Bloody Passage - Jack Higgins [75]
"Perhaps--perhaps not."
He turned and looked up at the ceiling of the cabin. "And Dimitri continues to live." He laughed harshly, choking a little. "Now I don't really see how I can allow that to happen, do you?"
But I hadn't the strength to answer, for suddenly darkness swept over me like the seventh wave and I slept.
14
Face to Face
It was shortly after noon when I awakened and only then because my leg started to hurt as the effect of the morphine started to wear off. I sat up and found Wyatt's head turned toward me, eyes open. His forehead was pale, almost translucent and damp with sweat.
I said, "Can't you sleep?"
"Rather a waste of time under the circumstances, wouldn't you say?" He smiled faintly. "Do you have any idea what you're going to do yet?"
"Not really."
"Let me know when you do. I'll be happy to go along with anything you decide." He smiled again. "If I'm around long enough, that is."
It was an uncomfortable thought and I got to my feet, opened the door and went into the saloon. There didn't seem to be anybody about, but the medicine chest was on the table. I rummaged about inside until I found the box of morphine ampoules and at that moment Simone came down the companionway.
She was wearing a yellow sou'wester oilskin coat and there was rain on her face which I now saw was quite badly bruised on the right cheek where Langley's elbow had connected.
"So you're up?" she said and then saw the box of ampoules in my hand. "Here, let me do that. How is it?"
"Not so good." I sat down and propped my leg on the table so that she could give me the injection. "What's it like up top?"
"Plenty of rain, winds three to four. Clearing toward evening. I just checked on the radio for Aldo."
"I'll see for myself, I think."
I got to my feet and she protested at once. "You should be taking it easy."
"Some sea air will do me good. I need to clear my head--to think. You have a word with Wyatt. There may be something he needs."
The morphine worked quickly and the pain in the leg was already dying away as I went up the companionway and the rain, stinging my face like lead pellets when I went out on deck, was cold and fresh and made me feel alive again.
Palmyra rolled her slim length into the wind, plunging over a wave as water broke across her prow, racing the weather. On the port side, briefly on the horizon, I seemed to see land, but could not be sure.

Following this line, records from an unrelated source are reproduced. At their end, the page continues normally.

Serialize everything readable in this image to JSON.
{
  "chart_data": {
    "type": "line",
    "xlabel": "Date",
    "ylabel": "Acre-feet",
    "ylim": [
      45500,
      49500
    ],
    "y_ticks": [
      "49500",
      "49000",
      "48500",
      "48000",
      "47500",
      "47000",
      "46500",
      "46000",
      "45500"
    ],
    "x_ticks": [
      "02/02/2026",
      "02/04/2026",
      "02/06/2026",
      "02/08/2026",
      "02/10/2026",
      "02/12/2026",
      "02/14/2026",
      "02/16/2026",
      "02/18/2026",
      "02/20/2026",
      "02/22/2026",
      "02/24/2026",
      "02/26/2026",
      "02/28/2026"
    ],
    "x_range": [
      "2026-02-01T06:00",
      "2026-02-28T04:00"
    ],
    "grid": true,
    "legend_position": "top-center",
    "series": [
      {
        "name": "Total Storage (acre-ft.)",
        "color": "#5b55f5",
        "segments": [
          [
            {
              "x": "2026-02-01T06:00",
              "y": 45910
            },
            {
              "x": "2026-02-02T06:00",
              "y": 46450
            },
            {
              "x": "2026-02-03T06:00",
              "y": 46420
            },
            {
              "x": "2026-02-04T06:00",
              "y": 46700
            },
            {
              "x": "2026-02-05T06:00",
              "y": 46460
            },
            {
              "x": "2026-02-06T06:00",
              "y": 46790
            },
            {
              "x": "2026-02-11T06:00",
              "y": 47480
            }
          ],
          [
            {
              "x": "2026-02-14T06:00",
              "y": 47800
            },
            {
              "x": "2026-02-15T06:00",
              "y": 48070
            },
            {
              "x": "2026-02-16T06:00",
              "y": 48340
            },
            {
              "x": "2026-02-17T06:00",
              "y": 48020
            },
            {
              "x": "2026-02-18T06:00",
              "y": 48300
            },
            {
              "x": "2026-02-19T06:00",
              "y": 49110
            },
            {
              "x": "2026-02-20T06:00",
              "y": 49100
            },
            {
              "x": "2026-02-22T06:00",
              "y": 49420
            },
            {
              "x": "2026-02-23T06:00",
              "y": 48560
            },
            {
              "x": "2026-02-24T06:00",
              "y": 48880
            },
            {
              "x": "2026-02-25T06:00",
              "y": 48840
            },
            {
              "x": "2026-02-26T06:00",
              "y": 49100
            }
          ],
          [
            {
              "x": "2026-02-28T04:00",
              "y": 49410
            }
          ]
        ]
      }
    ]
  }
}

In the wheelhouse Barzini leaned over the chart table. Behind him the wheel clicked to one side eerily to compensate as the Palmyra veered to starboard, the automatic pilot in control.
"How are you?" he said.
"Fine--crippled, but fine. Where's Nino?"
"Pumping some fuel in the engine room. He'll be along."
I pointed to the horizon. "Did I see land out there?"
"Malta." He tapped the chart. "We should make Capo Passero by early evening if we can maintain speed and the weather doesn't get any worse. I've been pushing her as hard as she'll go."
He took a flask of brandy from the chart table drawer and passed it to me. I took a long swallow and it seemed to explode somewhere deep inside. Probably didn't mix too well with morphine.
I said, "I think we should have a talk, all of us together, to decide what happens at Capo Passero."
"Okay," he said. "She should be all right on automatic pilot for a while. Let's go."
As we went out on deck Nino climbed up from the engine room and Barzini called him to join us as we went below. We sat round the table and Simone brought fresh coffee from the galley.
I said, "All right, Aldo, so we get to Capo Passero. What happens then? You tell me."
"You want your sister. Stavrou wants his stepson. We make a deal."
"But it isn't that simple," I said. "Not anymore. We know now that Stavrou needs his stepson dead. It means a fortune to him. It also means he doesn't want inconvenient witnesses around. Langley was supposed to see to that for him, only he slipped up."
"But Stavrou doesn't know that," Simone put in. "Let's say he comes on the radio like he said he would the moment we're sighted.